006-cache_t分析通过这篇文章可以获得什么 cache_t是什么？ cache_t部分源码分析关键函数inse

通过这篇文章可以获得什么

cache_t是什么？
cache_t部分源码分析
关键函数insert分析
为什么要清空oldBuckets，而不是空间扩容，然后在后面附加新的缓存呢？
reallocate分析
cache_fill_ratio分析
setBucketsAndMask分析
LLDB动态调试验证cache_t结构，此处有疑问，欢迎高手帮忙看一下
模仿底层源码，通过NSLog的方式打印cache_t内缓存的buckets
cache_t访问流程图

cache_t是什么？

在类的方法调用过程中，已知过程是通过SEL(方法编号)在内存中查找IMP(方法指针)，为了使方法响应更加快速，效率更高，不需要每一次都去内存中把方法都遍历一遍，cache_t结构体出现了。

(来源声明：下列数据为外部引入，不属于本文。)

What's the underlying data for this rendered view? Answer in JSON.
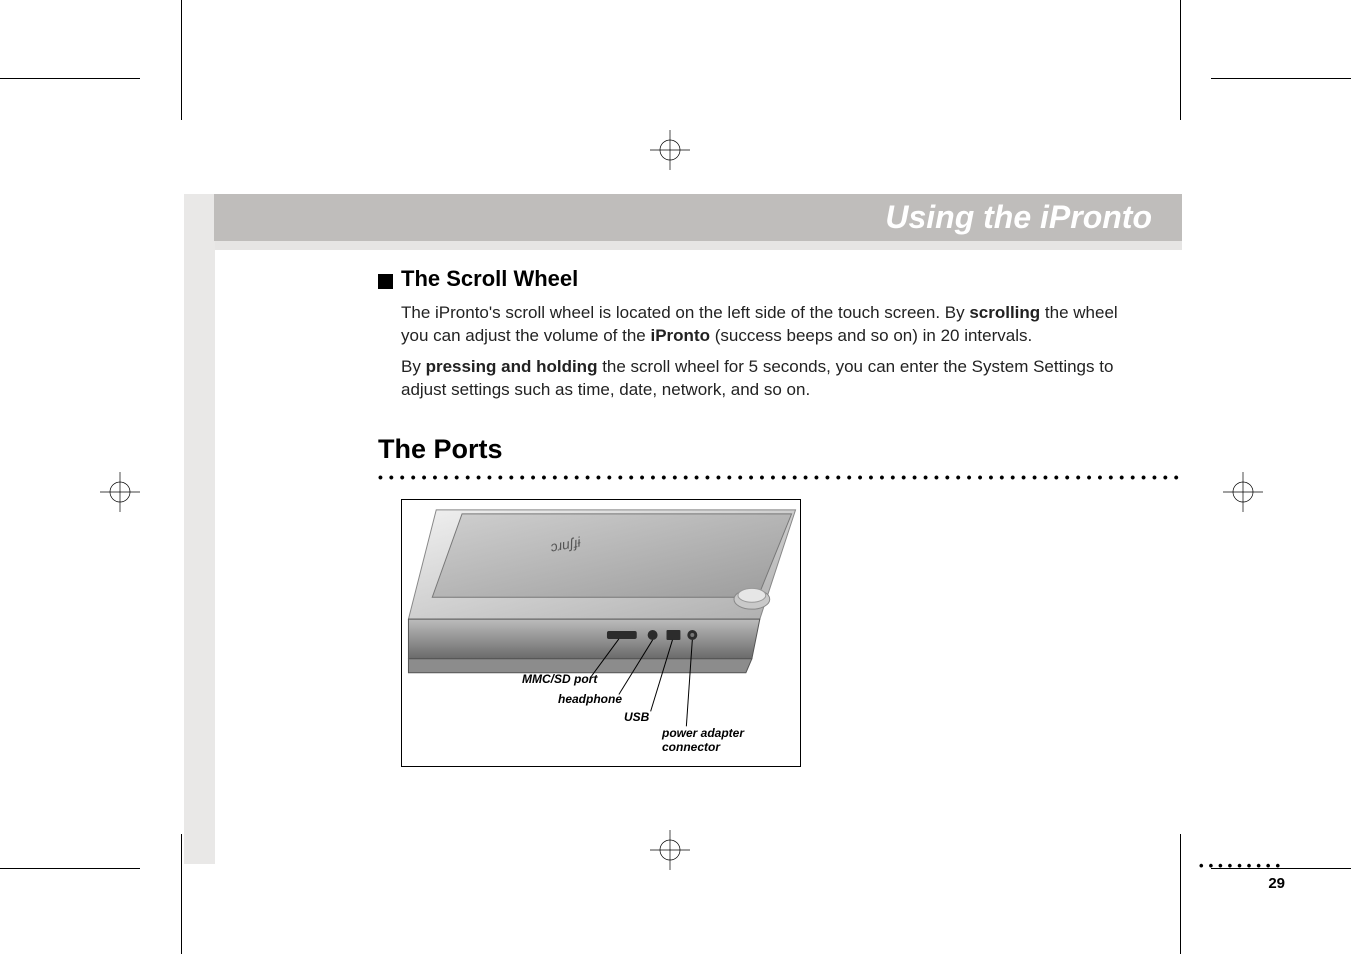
{
  "chapter_title": "Using the iPronto",
  "section": {
    "heading": "The Scroll Wheel",
    "para1_pre": "The iPronto's scroll wheel is located on the left side of the touch screen. By ",
    "para1_bold1": "scrolling",
    "para1_mid": " the wheel you can adjust the volume of the ",
    "para1_bold2": "iPronto",
    "para1_end": " (success beeps and so on) in 20 intervals.",
    "para2_pre": "By ",
    "para2_bold": "pressing and holding",
    "para2_end": " the scroll wheel for 5 seconds, you can enter the System Settings to adjust settings such as time, date, network, and so on."
  },
  "ports_heading": "The Ports",
  "figure_labels": {
    "mmc": "MMC/SD port",
    "headphone": "headphone",
    "usb": "USB",
    "power1": "power adapter",
    "power2": "connector"
  },
  "page_number": "29"
}
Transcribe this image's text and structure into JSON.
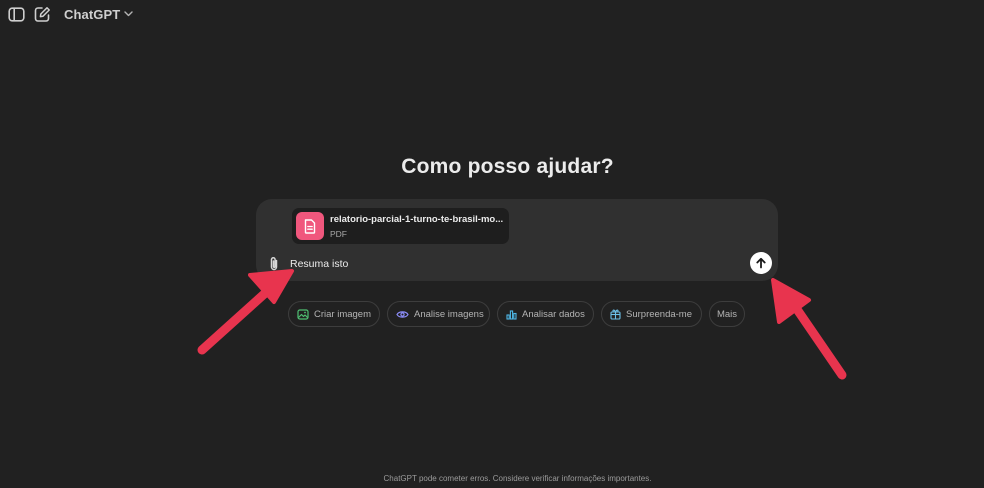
{
  "header": {
    "model_name": "ChatGPT",
    "icons": {
      "sidebar": "sidebar-toggle-icon",
      "new_chat": "new-chat-icon",
      "model_menu": "chevron-down-icon"
    }
  },
  "main": {
    "heading": "Como posso ajudar?"
  },
  "composer": {
    "attachment": {
      "file_name": "relatorio-parcial-1-turno-te-brasil-mo...",
      "file_type": "PDF",
      "icon": "document-icon",
      "icon_color": "#f0577d"
    },
    "input_value": "Resuma isto",
    "attach_icon": "paperclip-icon",
    "send_icon": "arrow-up-icon"
  },
  "suggestions": [
    {
      "label": "Criar imagem",
      "icon": "image-icon",
      "color": "#4fbf72"
    },
    {
      "label": "Analise imagens",
      "icon": "eye-icon",
      "color": "#8b8cf7"
    },
    {
      "label": "Analisar dados",
      "icon": "bar-chart-icon",
      "color": "#4fb7e6"
    },
    {
      "label": "Surpreenda-me",
      "icon": "gift-icon",
      "color": "#6dc0e8"
    },
    {
      "label": "Mais"
    }
  ],
  "footer": {
    "disclaimer": "ChatGPT pode cometer erros. Considere verificar informações importantes."
  },
  "theme": {
    "background": "#212121",
    "composer": "#303030",
    "annotation_arrow": "#e8344e"
  }
}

cache_t将调用过的方法的SEL和IMP以及receiver以bucket_t结构体方式存储在当前类结构中，以便后续方法的查找。

粗略图解：

cache_t流程.jpeg

cache_t部分源码分析

struct cache_t

_bucketsAndMaybeMask：存放数据的bit信息，类似于isa不同bit位存放的数据是什么，当前存放的是buckets和maybeMask
_maybeMask：当前的缓存区count，第一次开辟是3
_occupied：当前cache的可存储的buckets数量，默认是0
incrementOccupied():执行_occupied++，_occupied默认是0，每次有方法的插入都会被执行，本质上就是占位+1

struct cache_t {
private:
    explicit_atomic<uintptr_t> _bucketsAndMaybeMask; // 8
    union {
        struct {
            explicit_atomic<mask_t>    _maybeMask; // 4
#if __LP64__
            uint16_t                   _flags;  // 2
#endif
            uint16_t                   _occupied; // 2
        };
        explicit_atomic<preopt_cache_t *> _originalPreoptCache; // 8

        //第一次时候的条件判定
        bool isConstantEmptyCache() const;
        bool canBeFreed() const;
        mask_t mask() const;  
        //增量占用
        void incrementOccupied();
        //buckets存储
        void setBucketsAndMask(struct bucket_t *newBuckets, mask_t newMask);
        //分配内存
        void reallocate(mask_t oldCapacity, mask_t newCapacity, bool freeOld);
        //将oldBuckets回收到垃圾桶
        void collect_free(bucket_t *oldBuckets, mask_t oldCapacity);
public:
        unsigned capacity() const;
        //创建buckets
        struct bucket_t *buckets() const;
        Class cls() const;
        //初始化occupied，默认是0
        mask_t occupied() const;
        //将调用的方法插入到cache中
        void insert(SEL sel, IMP imp, id receiver);
};

关键函数insert：

首先将newOccupied初始化，也就是占位+1
isConstantEmptyCache判定的是不是第一次缓存方法，如果是第一次缓存方法，那么会开始开辟空间INIT_CACHE_SIZE = (1 << INIT_CACHE_SIZE_LOG2);,INIT_CACHE_SIZE_LOG2 = 2,也就是说将1<<2位，得到4，那么暂时默认开辟4个buckets的空间。
cache_fill_ratio(capacity)判定如果不是第一次，则在判定当前是否占用的3/4容积，如果未达到，这什么也不做，继续向下执行
如果缓存空间不足的时候，会进入到else分支，执行 capacity = capacity ? capacity * 2 : INIT_CACHE_SIZE;直接将空间*2，也就是此时空间将会达到8，但是调用reallocate函数重新分配空间之后，第二次真实开辟空间为7
第二步和第四步都会调用调用reallocate重新分配空间，会执行setBucketsAndMask(newBuckets, newCapacity - 1)，这时真实开辟的空间为newCapacity-1，如果第一次就是3，第二次就是7，一次类推
进入到setBucketsAndMask函数里面，可以看到这段代码_bucketsAndMaybeMask.store((uintptr_t)newBuckets, memory_order_release);哇是不是一下就清晰了，为什么cache_t结构体的_bucketsAndMaybeMask里面有bucekts，是这这里存储的奥。nice奥，柳暗花明。
开辟空间结束之后就开始创建buckets，创建方法的存储位置m，然后使用cache_hash(sel, m)将sel做一次hash赋值给begin，然后使用do-While循环查找第一个未使用的位置将方法插入。
最后会执行incrementOccupied即_occupied+1，缓存的方法+1，至此，方法的缓存完成。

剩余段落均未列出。